Weights are not facts.

They are learned importance values.

That’s a huge difference.


Mental Model

Here’s the clearest way to think about this lesson:

Weights

= importance signals

Training

= adjusting those signals over time

Temperature

= creativity level

Top-p

= how many choices the AI considers

Together, these shape how the AI generates responses.


Practice Thinking

Try thinking through these carefully:

  1. Why might low temperature work better for coding tasks?

  2. Why could high temperature produce more interesting stories?

  3. What happens if an AI trains on biased information?

  4. Why can AI sound convincing while being wrong?

  5. How are weights different from human understanding?
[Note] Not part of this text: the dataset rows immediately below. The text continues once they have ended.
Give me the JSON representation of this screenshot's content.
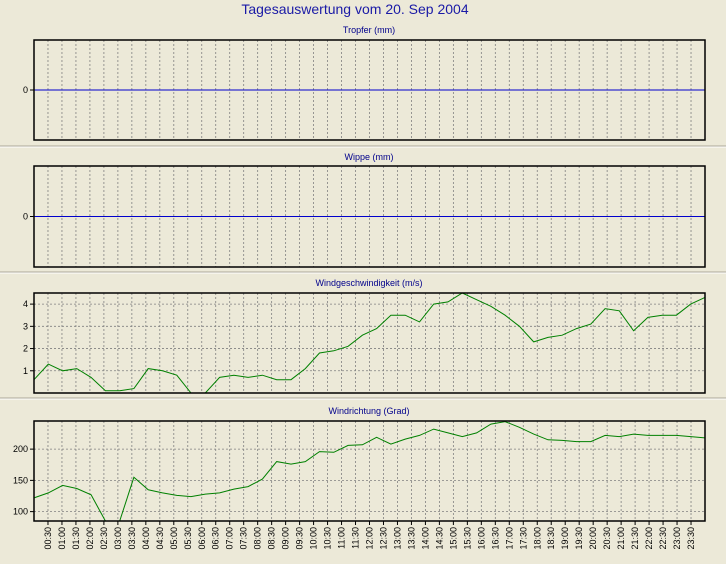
{
  "title": "Tagesauswertung vom 20. Sep 2004",
  "colors": {
    "background": "#ece9d8",
    "plot_background": "#ece9d8",
    "zero_line": "#0000cc",
    "series_line": "#008000",
    "grid": "#808080",
    "title_text": "#1a1aa6",
    "panel_title_text": "#00008b"
  },
  "x_tick_labels": [
    "00:30",
    "01:00",
    "01:30",
    "02:00",
    "02:30",
    "03:00",
    "03:30",
    "04:00",
    "04:30",
    "05:00",
    "05:30",
    "06:00",
    "06:30",
    "07:00",
    "07:30",
    "08:00",
    "08:30",
    "09:00",
    "09:30",
    "10:00",
    "10:30",
    "11:00",
    "11:30",
    "12:00",
    "12:30",
    "13:00",
    "13:30",
    "14:00",
    "14:30",
    "15:00",
    "15:30",
    "16:00",
    "16:30",
    "17:00",
    "17:30",
    "18:00",
    "18:30",
    "19:00",
    "19:30",
    "20:00",
    "20:30",
    "21:00",
    "21:30",
    "22:00",
    "22:30",
    "23:00",
    "23:30"
  ],
  "chart_data": [
    {
      "type": "line",
      "title": "Tropfer (mm)",
      "yticks": [
        0
      ],
      "ylim": [
        -1,
        1
      ],
      "grid": true,
      "series": [
        {
          "values": [
            0,
            0,
            0,
            0,
            0,
            0,
            0,
            0,
            0,
            0,
            0,
            0,
            0,
            0,
            0,
            0,
            0,
            0,
            0,
            0,
            0,
            0,
            0,
            0,
            0,
            0,
            0,
            0,
            0,
            0,
            0,
            0,
            0,
            0,
            0,
            0,
            0,
            0,
            0,
            0,
            0,
            0,
            0,
            0,
            0,
            0,
            0,
            0
          ]
        }
      ]
    },
    {
      "type": "line",
      "title": "Wippe (mm)",
      "yticks": [
        0
      ],
      "ylim": [
        -1,
        1
      ],
      "grid": true,
      "series": [
        {
          "values": [
            0,
            0,
            0,
            0,
            0,
            0,
            0,
            0,
            0,
            0,
            0,
            0,
            0,
            0,
            0,
            0,
            0,
            0,
            0,
            0,
            0,
            0,
            0,
            0,
            0,
            0,
            0,
            0,
            0,
            0,
            0,
            0,
            0,
            0,
            0,
            0,
            0,
            0,
            0,
            0,
            0,
            0,
            0,
            0,
            0,
            0,
            0,
            0
          ]
        }
      ]
    },
    {
      "type": "line",
      "title": "Windgeschwindigkeit (m/s)",
      "yticks": [
        1,
        2,
        3,
        4
      ],
      "ylim": [
        0,
        4.5
      ],
      "grid": true,
      "series": [
        {
          "values": [
            0.6,
            1.3,
            1.0,
            1.1,
            0.7,
            0.1,
            0.1,
            0.2,
            1.1,
            1.0,
            0.8,
            0.0,
            0.0,
            0.7,
            0.8,
            0.7,
            0.8,
            0.6,
            0.6,
            1.1,
            1.8,
            1.9,
            2.1,
            2.6,
            2.9,
            3.5,
            3.5,
            3.2,
            4.0,
            4.1,
            4.5,
            4.2,
            3.9,
            3.5,
            3.0,
            2.3,
            2.5,
            2.6,
            2.9,
            3.1,
            3.8,
            3.7,
            2.8,
            3.4,
            3.5,
            3.5,
            4.0,
            4.3
          ]
        }
      ]
    },
    {
      "type": "line",
      "title": "Windrichtung (Grad)",
      "yticks": [
        100,
        150,
        200
      ],
      "ylim": [
        85,
        245
      ],
      "grid": true,
      "series": [
        {
          "values": [
            122,
            130,
            142,
            137,
            127,
            85,
            85,
            155,
            135,
            130,
            126,
            124,
            128,
            130,
            136,
            140,
            152,
            180,
            176,
            180,
            196,
            195,
            206,
            207,
            219,
            208,
            216,
            222,
            232,
            226,
            220,
            226,
            240,
            244,
            235,
            224,
            215,
            214,
            212,
            212,
            222,
            220,
            224,
            222,
            222,
            222,
            220,
            218
          ]
        }
      ]
    }
  ]
}
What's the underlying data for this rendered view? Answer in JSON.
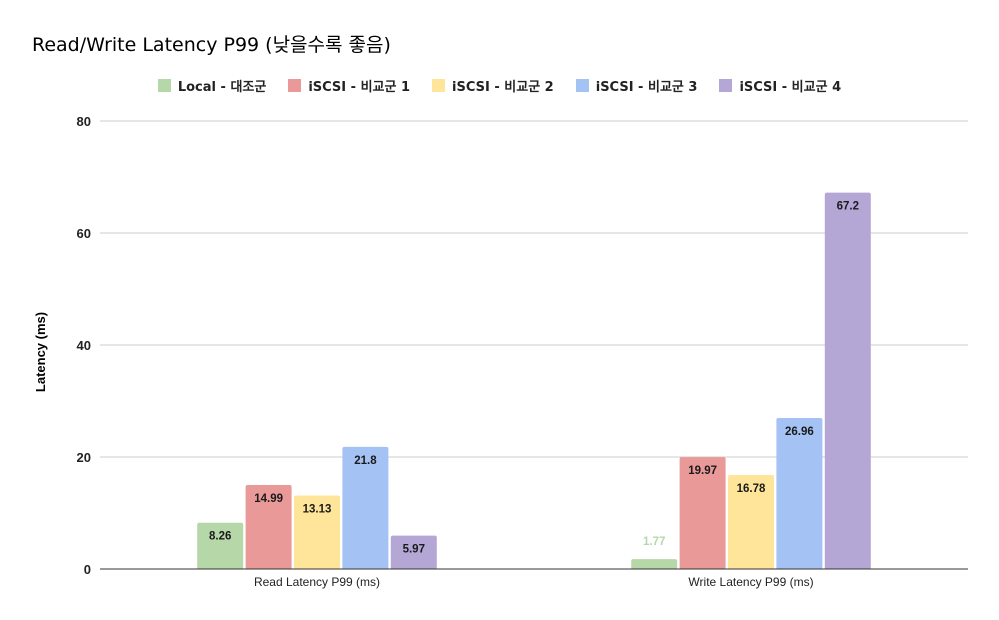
{
  "chart_data": {
    "type": "bar",
    "title": "Read/Write Latency P99 (낮을수록 좋음)",
    "xlabel": "",
    "ylabel": "Latency (ms)",
    "ylim": [
      0,
      80
    ],
    "yticks": [
      "0",
      "20",
      "40",
      "60",
      "80"
    ],
    "grid": true,
    "legend_position": "top",
    "categories": [
      "Read Latency P99 (ms)",
      "Write Latency P99 (ms)"
    ],
    "series": [
      {
        "name": "Local - 대조군",
        "color": "#b6d7a8",
        "values": [
          8.26,
          1.77
        ],
        "labels": [
          "8.26",
          "1.77"
        ]
      },
      {
        "name": "iSCSI - 비교군 1",
        "color": "#ea9999",
        "values": [
          14.99,
          19.97
        ],
        "labels": [
          "14.99",
          "19.97"
        ]
      },
      {
        "name": "iSCSI - 비교군 2",
        "color": "#ffe599",
        "values": [
          13.13,
          16.78
        ],
        "labels": [
          "13.13",
          "16.78"
        ]
      },
      {
        "name": "iSCSI - 비교군 3",
        "color": "#a4c2f4",
        "values": [
          21.8,
          26.96
        ],
        "labels": [
          "21.8",
          "26.96"
        ]
      },
      {
        "name": "iSCSI - 비교군 4",
        "color": "#b4a7d6",
        "values": [
          5.97,
          67.2
        ],
        "labels": [
          "5.97",
          "67.2"
        ]
      }
    ]
  }
}
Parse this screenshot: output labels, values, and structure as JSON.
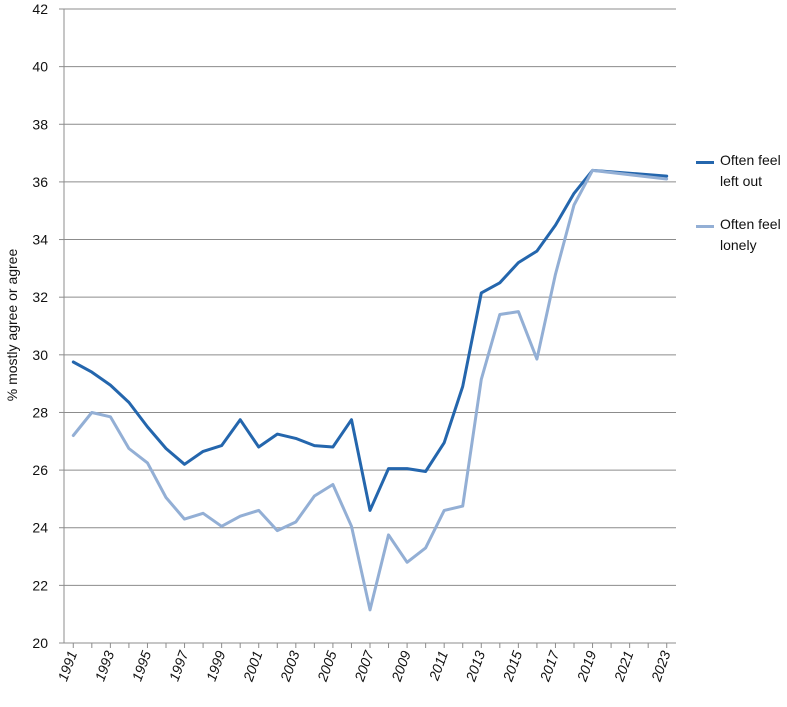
{
  "chart_data": {
    "type": "line",
    "ylabel": "% mostly agree or agree",
    "xlabel": "",
    "ylim": [
      20,
      42
    ],
    "yticks": [
      "20",
      "22",
      "24",
      "26",
      "28",
      "30",
      "32",
      "34",
      "36",
      "38",
      "40",
      "42"
    ],
    "xlim": [
      1991,
      2023
    ],
    "xtick_labels": [
      "1991",
      "1993",
      "1995",
      "1997",
      "1999",
      "2001",
      "2003",
      "2005",
      "2007",
      "2009",
      "2011",
      "2013",
      "2015",
      "2017",
      "2019",
      "2021",
      "2023"
    ],
    "grid": "horizontal",
    "legend_position": "right",
    "series": [
      {
        "name": "Often feel left out",
        "color": "#2466ad",
        "points": [
          [
            1991,
            29.75
          ],
          [
            1992,
            29.4
          ],
          [
            1993,
            28.95
          ],
          [
            1994,
            28.35
          ],
          [
            1995,
            27.5
          ],
          [
            1996,
            26.75
          ],
          [
            1997,
            26.2
          ],
          [
            1998,
            26.65
          ],
          [
            1999,
            26.85
          ],
          [
            2000,
            27.75
          ],
          [
            2001,
            26.8
          ],
          [
            2002,
            27.25
          ],
          [
            2003,
            27.1
          ],
          [
            2004,
            26.85
          ],
          [
            2005,
            26.8
          ],
          [
            2006,
            27.75
          ],
          [
            2007,
            24.6
          ],
          [
            2008,
            26.05
          ],
          [
            2009,
            26.05
          ],
          [
            2010,
            25.95
          ],
          [
            2011,
            26.95
          ],
          [
            2012,
            28.9
          ],
          [
            2013,
            32.15
          ],
          [
            2014,
            32.5
          ],
          [
            2015,
            33.2
          ],
          [
            2016,
            33.6
          ],
          [
            2017,
            34.5
          ],
          [
            2018,
            35.6
          ],
          [
            2019,
            36.4
          ],
          [
            2023,
            36.2
          ]
        ]
      },
      {
        "name": "Often feel lonely",
        "color": "#93afd5",
        "points": [
          [
            1991,
            27.2
          ],
          [
            1992,
            28.0
          ],
          [
            1993,
            27.85
          ],
          [
            1994,
            26.75
          ],
          [
            1995,
            26.25
          ],
          [
            1996,
            25.05
          ],
          [
            1997,
            24.3
          ],
          [
            1998,
            24.5
          ],
          [
            1999,
            24.05
          ],
          [
            2000,
            24.4
          ],
          [
            2001,
            24.6
          ],
          [
            2002,
            23.9
          ],
          [
            2003,
            24.2
          ],
          [
            2004,
            25.1
          ],
          [
            2005,
            25.5
          ],
          [
            2006,
            24.05
          ],
          [
            2007,
            21.15
          ],
          [
            2008,
            23.75
          ],
          [
            2009,
            22.8
          ],
          [
            2010,
            23.3
          ],
          [
            2011,
            24.6
          ],
          [
            2012,
            24.75
          ],
          [
            2013,
            29.15
          ],
          [
            2014,
            31.4
          ],
          [
            2015,
            31.5
          ],
          [
            2016,
            29.85
          ],
          [
            2017,
            32.8
          ],
          [
            2018,
            35.2
          ],
          [
            2019,
            36.4
          ],
          [
            2023,
            36.1
          ]
        ]
      }
    ]
  }
}
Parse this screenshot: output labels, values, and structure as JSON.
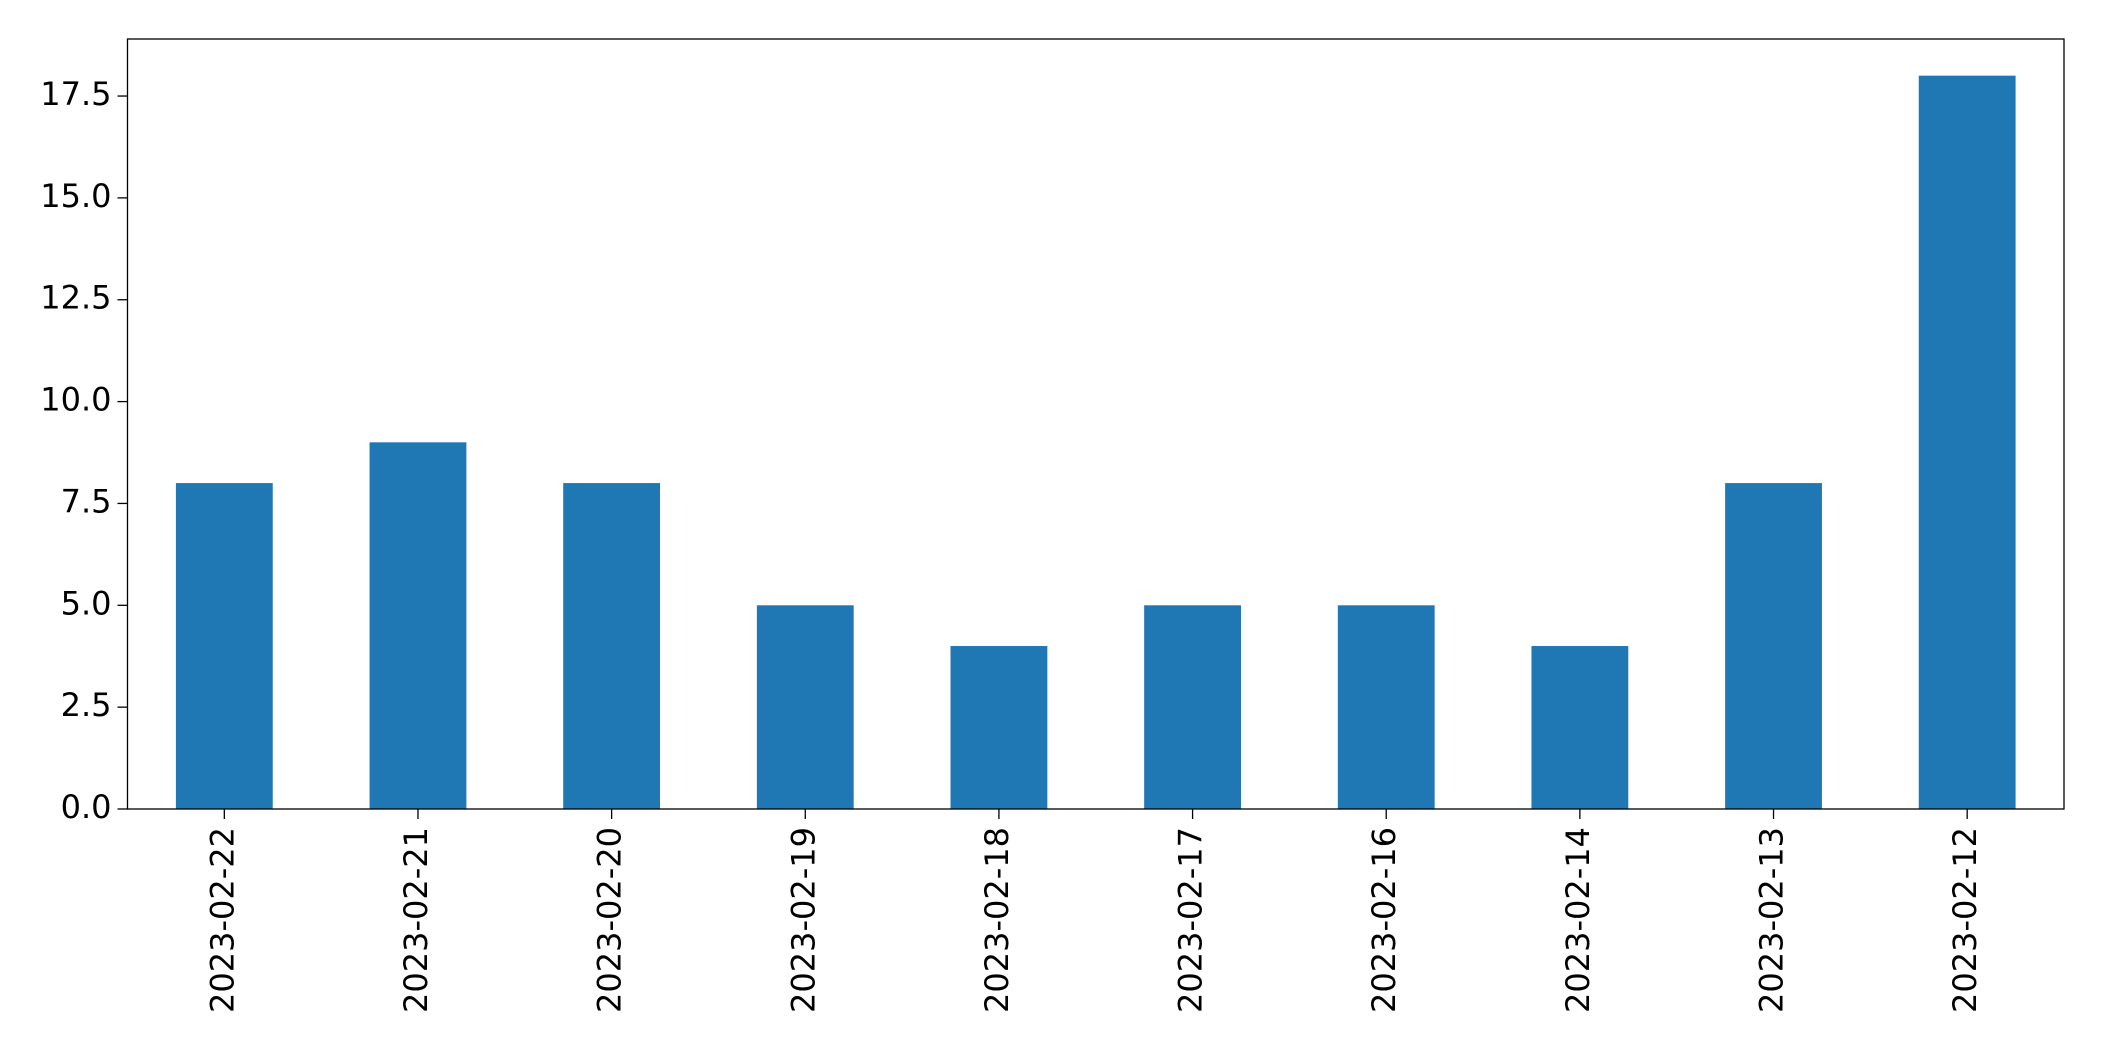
{
  "chart_data": {
    "type": "bar",
    "categories": [
      "2023-02-22",
      "2023-02-21",
      "2023-02-20",
      "2023-02-19",
      "2023-02-18",
      "2023-02-17",
      "2023-02-16",
      "2023-02-14",
      "2023-02-13",
      "2023-02-12"
    ],
    "values": [
      8,
      9,
      8,
      5,
      4,
      5,
      5,
      4,
      8,
      18
    ],
    "color": "#1f77b4",
    "ylim": [
      0,
      18.9
    ],
    "yticks": [
      {
        "value": 0,
        "label": "0.0"
      },
      2.5,
      {
        "value": 5,
        "label": "5.0"
      },
      7.5,
      {
        "value": 10,
        "label": "10.0"
      },
      12.5,
      {
        "value": 15,
        "label": "15.0"
      },
      17.5
    ],
    "grid": false
  }
}
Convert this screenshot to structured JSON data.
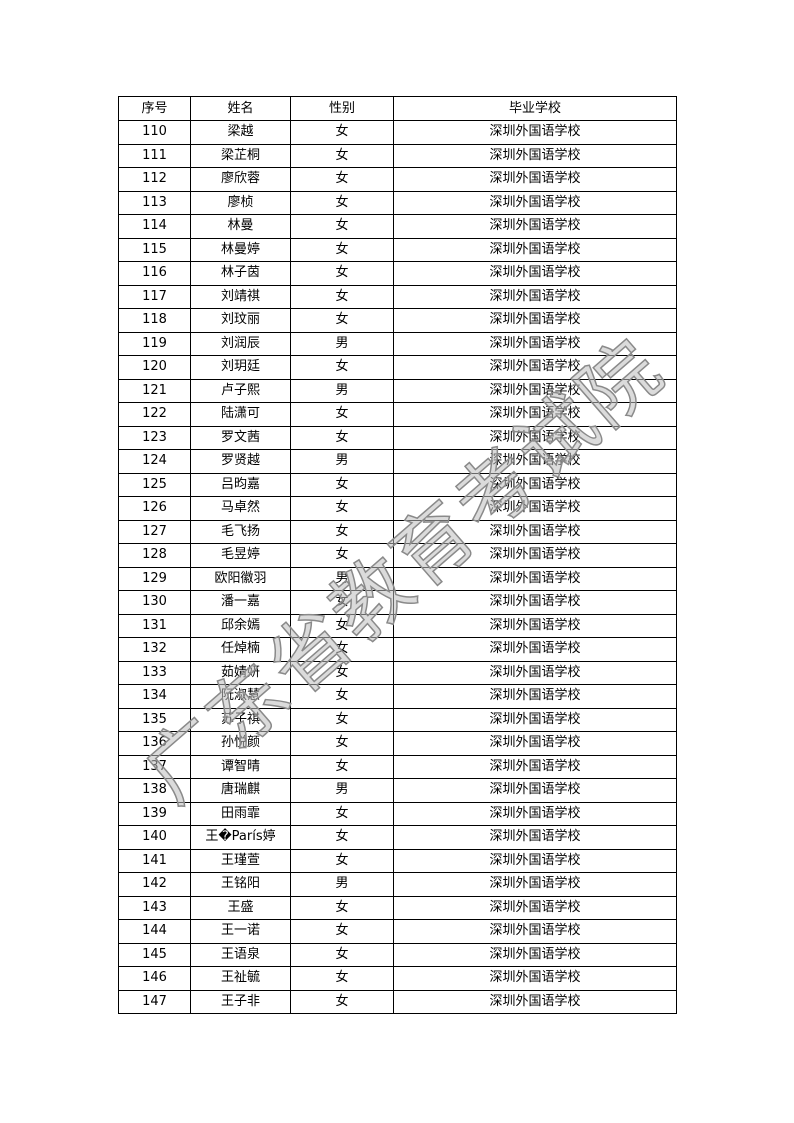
{
  "table": {
    "headers": [
      "序号",
      "姓名",
      "性别",
      "毕业学校"
    ],
    "rows": [
      [
        "110",
        "梁越",
        "女",
        "深圳外国语学校"
      ],
      [
        "111",
        "梁芷桐",
        "女",
        "深圳外国语学校"
      ],
      [
        "112",
        "廖欣蓉",
        "女",
        "深圳外国语学校"
      ],
      [
        "113",
        "廖桢",
        "女",
        "深圳外国语学校"
      ],
      [
        "114",
        "林曼",
        "女",
        "深圳外国语学校"
      ],
      [
        "115",
        "林曼婷",
        "女",
        "深圳外国语学校"
      ],
      [
        "116",
        "林子茵",
        "女",
        "深圳外国语学校"
      ],
      [
        "117",
        "刘靖祺",
        "女",
        "深圳外国语学校"
      ],
      [
        "118",
        "刘玟丽",
        "女",
        "深圳外国语学校"
      ],
      [
        "119",
        "刘润辰",
        "男",
        "深圳外国语学校"
      ],
      [
        "120",
        "刘玥廷",
        "女",
        "深圳外国语学校"
      ],
      [
        "121",
        "卢子熙",
        "男",
        "深圳外国语学校"
      ],
      [
        "122",
        "陆潇可",
        "女",
        "深圳外国语学校"
      ],
      [
        "123",
        "罗文茜",
        "女",
        "深圳外国语学校"
      ],
      [
        "124",
        "罗贤越",
        "男",
        "深圳外国语学校"
      ],
      [
        "125",
        "吕昀嘉",
        "女",
        "深圳外国语学校"
      ],
      [
        "126",
        "马卓然",
        "女",
        "深圳外国语学校"
      ],
      [
        "127",
        "毛飞扬",
        "女",
        "深圳外国语学校"
      ],
      [
        "128",
        "毛昱婷",
        "女",
        "深圳外国语学校"
      ],
      [
        "129",
        "欧阳徽羽",
        "男",
        "深圳外国语学校"
      ],
      [
        "130",
        "潘一嘉",
        "女",
        "深圳外国语学校"
      ],
      [
        "131",
        "邱余嫣",
        "女",
        "深圳外国语学校"
      ],
      [
        "132",
        "任焯楠",
        "女",
        "深圳外国语学校"
      ],
      [
        "133",
        "茹婧妍",
        "女",
        "深圳外国语学校"
      ],
      [
        "134",
        "阮淑慧",
        "女",
        "深圳外国语学校"
      ],
      [
        "135",
        "苏子祺",
        "女",
        "深圳外国语学校"
      ],
      [
        "136",
        "孙悦颜",
        "女",
        "深圳外国语学校"
      ],
      [
        "137",
        "谭智晴",
        "女",
        "深圳外国语学校"
      ],
      [
        "138",
        "唐瑞麒",
        "男",
        "深圳外国语学校"
      ],
      [
        "139",
        "田雨霏",
        "女",
        "深圳外国语学校"
      ],
      [
        "140",
        "王�París婷",
        "女",
        "深圳外国语学校"
      ],
      [
        "141",
        "王瑾萱",
        "女",
        "深圳外国语学校"
      ],
      [
        "142",
        "王铭阳",
        "男",
        "深圳外国语学校"
      ],
      [
        "143",
        "王盛",
        "女",
        "深圳外国语学校"
      ],
      [
        "144",
        "王一诺",
        "女",
        "深圳外国语学校"
      ],
      [
        "145",
        "王语泉",
        "女",
        "深圳外国语学校"
      ],
      [
        "146",
        "王祉毓",
        "女",
        "深圳外国语学校"
      ],
      [
        "147",
        "王子非",
        "女",
        "深圳外国语学校"
      ]
    ]
  },
  "watermark": "广东省教育考试院"
}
Do not rush these questions.

These are the kinds of ideas that separate surface-level understanding from real understanding.


Key Takeaways

  • Weights determine how important patterns are inside a neural network

  • AI learns by adjusting weights during training

  • Training data strongly shapes AI behavior

  • AI predicts patterns rather than truly understanding meaning

  • Temperature controls creativity and randomness

  • Top-p controls how many possible words the AI considers

  • Different parameter settings create different styles of output


What’s Next

At this point, you now understand three foundational ideas behind modern AI:

  • embeddings represent meaning

  • layers transform information

  • weights and parameters shape outputs

This is the core pipeline behind many AI systems.

And once you understand these foundations, AI stops feeling mysterious.

You start seeing it for what it really is:

A very large pattern-learning system built from mathematics, probabilities, and massive amounts of data.